At a French shrine, she left a petition. “She asked for a good Catholic husband,” her daughter said.

She met Charles Byrne on a blind date after returning to Chicago. They wed in 1948 and raised their family in Edgebrook on the North Side.

She completed a bachelor’s degree at DePaul University and worked as a teacher and nurse in Chicago’s schools.

“She could pick up on kids who were hard of hearing, kids who had heart murmurs,” her son said. “She went to my uncles, who were dentists, to do free work” on the students, “wherever she could get free help for anybody, because she knew disabilities were a huge impediment.”

After reaching mandatory retirement age, she worked at a day-care center and Kid Care in Niles before being called back to the city schools as a consulting nurse.

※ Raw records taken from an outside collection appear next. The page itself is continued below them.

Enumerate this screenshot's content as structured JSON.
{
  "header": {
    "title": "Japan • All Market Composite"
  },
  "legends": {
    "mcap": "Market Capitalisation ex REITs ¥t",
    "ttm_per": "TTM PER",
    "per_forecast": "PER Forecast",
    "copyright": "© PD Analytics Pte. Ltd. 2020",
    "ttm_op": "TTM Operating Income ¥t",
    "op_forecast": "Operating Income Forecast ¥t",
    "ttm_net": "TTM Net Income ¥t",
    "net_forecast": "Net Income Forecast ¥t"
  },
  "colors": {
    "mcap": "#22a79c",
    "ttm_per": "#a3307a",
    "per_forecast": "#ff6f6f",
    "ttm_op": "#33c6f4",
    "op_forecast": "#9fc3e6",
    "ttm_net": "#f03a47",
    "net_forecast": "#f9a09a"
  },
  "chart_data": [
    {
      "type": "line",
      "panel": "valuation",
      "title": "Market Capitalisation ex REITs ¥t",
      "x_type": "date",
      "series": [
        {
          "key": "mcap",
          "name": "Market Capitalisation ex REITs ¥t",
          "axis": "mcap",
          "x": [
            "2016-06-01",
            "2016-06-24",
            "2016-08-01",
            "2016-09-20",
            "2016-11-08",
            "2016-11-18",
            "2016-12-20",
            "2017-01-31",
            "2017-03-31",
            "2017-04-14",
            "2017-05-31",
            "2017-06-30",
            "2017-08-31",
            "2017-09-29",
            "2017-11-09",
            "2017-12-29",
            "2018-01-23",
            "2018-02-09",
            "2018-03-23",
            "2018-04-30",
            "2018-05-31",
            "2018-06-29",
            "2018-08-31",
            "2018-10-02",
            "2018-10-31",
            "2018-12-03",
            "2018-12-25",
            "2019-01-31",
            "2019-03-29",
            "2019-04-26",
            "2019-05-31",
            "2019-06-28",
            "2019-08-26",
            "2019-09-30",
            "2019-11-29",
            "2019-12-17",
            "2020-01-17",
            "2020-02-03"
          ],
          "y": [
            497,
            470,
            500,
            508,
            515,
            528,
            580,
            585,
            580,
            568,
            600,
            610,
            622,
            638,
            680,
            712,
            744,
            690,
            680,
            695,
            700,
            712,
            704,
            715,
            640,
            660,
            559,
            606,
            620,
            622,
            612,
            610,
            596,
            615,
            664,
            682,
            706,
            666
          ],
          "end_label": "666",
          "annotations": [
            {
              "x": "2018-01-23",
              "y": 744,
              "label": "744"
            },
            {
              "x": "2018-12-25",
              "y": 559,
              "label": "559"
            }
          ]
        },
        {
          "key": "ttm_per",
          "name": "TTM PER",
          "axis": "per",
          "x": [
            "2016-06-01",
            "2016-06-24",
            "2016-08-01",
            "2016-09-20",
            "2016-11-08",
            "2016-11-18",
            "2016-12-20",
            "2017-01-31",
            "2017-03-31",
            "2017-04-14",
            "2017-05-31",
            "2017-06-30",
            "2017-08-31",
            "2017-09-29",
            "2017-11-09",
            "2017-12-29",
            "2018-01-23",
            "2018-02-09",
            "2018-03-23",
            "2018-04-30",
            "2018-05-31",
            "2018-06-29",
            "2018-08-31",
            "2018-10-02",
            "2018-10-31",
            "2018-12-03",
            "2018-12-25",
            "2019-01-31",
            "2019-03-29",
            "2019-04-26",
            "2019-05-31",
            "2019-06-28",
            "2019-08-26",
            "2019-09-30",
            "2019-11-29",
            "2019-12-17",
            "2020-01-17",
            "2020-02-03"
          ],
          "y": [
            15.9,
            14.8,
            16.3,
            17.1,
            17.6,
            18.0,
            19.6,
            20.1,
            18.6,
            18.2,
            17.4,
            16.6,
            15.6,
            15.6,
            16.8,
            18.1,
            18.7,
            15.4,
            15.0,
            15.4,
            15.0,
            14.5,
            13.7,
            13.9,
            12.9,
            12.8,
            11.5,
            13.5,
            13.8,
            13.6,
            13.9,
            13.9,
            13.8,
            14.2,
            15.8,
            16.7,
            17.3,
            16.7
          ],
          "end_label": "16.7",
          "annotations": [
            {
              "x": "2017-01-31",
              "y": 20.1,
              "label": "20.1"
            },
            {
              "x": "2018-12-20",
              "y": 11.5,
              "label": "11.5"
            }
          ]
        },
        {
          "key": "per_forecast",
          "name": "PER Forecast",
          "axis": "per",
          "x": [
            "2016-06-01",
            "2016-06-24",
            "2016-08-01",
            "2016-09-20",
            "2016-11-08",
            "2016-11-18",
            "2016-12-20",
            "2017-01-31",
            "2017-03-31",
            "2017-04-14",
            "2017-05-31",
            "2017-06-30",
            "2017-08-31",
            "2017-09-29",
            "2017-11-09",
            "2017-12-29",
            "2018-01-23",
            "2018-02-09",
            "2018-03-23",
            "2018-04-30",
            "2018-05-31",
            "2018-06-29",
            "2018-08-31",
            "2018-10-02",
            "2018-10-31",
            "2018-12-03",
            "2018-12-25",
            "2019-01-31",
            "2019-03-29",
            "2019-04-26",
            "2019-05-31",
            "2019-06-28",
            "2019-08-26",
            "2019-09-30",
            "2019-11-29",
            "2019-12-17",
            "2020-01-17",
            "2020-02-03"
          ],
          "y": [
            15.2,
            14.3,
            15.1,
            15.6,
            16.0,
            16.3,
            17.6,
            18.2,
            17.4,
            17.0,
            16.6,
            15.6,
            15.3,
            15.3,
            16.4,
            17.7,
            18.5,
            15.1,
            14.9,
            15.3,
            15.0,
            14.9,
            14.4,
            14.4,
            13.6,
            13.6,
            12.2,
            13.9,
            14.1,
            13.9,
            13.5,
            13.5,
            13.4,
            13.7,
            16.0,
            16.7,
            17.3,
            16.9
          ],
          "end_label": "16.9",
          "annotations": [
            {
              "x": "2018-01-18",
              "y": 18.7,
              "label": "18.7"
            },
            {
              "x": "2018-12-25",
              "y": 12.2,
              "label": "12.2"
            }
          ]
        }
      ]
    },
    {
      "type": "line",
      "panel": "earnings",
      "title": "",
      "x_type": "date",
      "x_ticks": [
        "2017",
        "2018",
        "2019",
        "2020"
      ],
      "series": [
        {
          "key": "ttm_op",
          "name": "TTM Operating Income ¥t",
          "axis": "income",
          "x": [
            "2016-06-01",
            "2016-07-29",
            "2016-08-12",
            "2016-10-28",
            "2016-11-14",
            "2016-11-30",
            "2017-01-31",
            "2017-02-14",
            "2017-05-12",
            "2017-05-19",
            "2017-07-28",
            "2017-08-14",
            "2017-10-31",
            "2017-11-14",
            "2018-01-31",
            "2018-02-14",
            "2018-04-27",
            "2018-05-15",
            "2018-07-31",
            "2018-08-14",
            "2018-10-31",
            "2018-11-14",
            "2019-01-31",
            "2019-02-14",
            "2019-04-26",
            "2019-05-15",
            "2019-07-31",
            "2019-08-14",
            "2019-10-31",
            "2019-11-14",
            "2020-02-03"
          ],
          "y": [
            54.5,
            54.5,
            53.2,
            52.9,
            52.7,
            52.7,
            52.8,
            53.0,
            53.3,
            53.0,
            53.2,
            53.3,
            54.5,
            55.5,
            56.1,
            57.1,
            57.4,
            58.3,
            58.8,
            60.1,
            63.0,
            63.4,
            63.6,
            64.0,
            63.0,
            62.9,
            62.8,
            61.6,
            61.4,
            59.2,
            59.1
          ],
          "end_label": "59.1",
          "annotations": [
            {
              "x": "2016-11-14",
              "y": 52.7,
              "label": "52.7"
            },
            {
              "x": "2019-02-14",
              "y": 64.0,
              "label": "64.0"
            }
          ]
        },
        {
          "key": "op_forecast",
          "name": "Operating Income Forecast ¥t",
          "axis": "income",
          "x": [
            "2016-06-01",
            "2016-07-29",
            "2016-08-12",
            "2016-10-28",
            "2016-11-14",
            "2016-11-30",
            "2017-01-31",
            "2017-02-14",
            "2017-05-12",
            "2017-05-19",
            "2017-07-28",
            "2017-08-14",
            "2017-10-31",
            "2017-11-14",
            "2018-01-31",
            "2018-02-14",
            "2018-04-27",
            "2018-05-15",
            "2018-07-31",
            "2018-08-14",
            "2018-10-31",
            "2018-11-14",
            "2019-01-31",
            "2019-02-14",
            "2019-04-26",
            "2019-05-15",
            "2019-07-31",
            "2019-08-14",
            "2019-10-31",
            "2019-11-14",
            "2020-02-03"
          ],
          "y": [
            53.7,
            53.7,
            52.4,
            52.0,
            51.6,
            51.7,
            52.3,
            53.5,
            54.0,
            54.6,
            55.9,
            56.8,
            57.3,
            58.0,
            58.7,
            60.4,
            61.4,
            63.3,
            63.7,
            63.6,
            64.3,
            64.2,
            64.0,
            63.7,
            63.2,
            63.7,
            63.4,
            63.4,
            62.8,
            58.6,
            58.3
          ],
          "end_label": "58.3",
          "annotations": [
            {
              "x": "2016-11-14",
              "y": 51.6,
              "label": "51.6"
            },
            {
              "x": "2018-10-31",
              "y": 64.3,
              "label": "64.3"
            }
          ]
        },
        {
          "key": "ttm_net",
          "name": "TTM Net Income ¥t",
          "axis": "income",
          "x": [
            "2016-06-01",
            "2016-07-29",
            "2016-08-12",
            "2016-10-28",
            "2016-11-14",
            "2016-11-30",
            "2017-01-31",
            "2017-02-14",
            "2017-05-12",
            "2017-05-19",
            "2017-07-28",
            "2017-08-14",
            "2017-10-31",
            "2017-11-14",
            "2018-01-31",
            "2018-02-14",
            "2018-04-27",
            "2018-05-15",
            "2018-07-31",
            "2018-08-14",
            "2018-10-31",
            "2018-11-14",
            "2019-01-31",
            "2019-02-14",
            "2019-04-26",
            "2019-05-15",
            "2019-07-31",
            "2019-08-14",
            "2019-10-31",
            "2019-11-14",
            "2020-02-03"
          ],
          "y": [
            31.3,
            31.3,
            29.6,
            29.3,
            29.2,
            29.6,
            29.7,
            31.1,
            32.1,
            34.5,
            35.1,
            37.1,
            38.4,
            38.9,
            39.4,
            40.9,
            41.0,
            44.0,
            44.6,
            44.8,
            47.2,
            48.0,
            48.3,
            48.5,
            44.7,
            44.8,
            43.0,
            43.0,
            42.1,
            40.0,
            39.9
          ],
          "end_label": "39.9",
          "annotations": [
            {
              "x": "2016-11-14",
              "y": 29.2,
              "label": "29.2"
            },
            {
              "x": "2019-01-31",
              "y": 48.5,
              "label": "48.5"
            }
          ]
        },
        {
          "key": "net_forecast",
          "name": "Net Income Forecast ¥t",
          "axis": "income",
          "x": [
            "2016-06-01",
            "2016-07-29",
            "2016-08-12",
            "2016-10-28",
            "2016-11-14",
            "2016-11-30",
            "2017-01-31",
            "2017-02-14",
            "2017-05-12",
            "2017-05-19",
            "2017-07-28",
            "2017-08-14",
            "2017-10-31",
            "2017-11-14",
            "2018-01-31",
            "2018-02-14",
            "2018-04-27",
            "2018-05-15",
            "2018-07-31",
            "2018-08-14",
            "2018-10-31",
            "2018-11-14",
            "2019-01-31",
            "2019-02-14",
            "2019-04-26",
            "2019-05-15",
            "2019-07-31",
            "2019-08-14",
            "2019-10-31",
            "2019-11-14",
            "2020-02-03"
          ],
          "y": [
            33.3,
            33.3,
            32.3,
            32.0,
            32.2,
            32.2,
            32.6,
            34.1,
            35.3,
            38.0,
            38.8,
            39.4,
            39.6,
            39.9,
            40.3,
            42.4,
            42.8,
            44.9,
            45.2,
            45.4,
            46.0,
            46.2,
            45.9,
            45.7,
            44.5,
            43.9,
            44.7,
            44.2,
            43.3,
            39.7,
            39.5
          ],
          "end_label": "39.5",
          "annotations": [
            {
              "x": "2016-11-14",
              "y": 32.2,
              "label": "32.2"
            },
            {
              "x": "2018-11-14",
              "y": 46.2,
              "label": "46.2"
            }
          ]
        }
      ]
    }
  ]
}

When the Board of Education budget was tight, “She volunteered her time” as a nurse, said Frances Belmonte-Mann, a retired CPS nurse and instructor at the University of Illinois at Chicago. “Eileen never missed a day of work.”

Every Christmas, Mrs. Byrne bought and wrapped presents for dozens of schoolchildren who were facing lean holidays, she said.

Mrs. Byrne always dressed beautifully and sometimes even slept sitting up so she wouldn’t squash her styled hair.

She loved going to the movies and having a cocktail of Dewar’s on the rocks with a couple of olives.

She enjoyed traveling to Italy, Mexico and Northern Ireland and rode an elephant in Thailand and a camel in Morocco.

Survivors also include daughter Isabella; sons Charles and John; a sister, Frances Draut, and two grandchildren.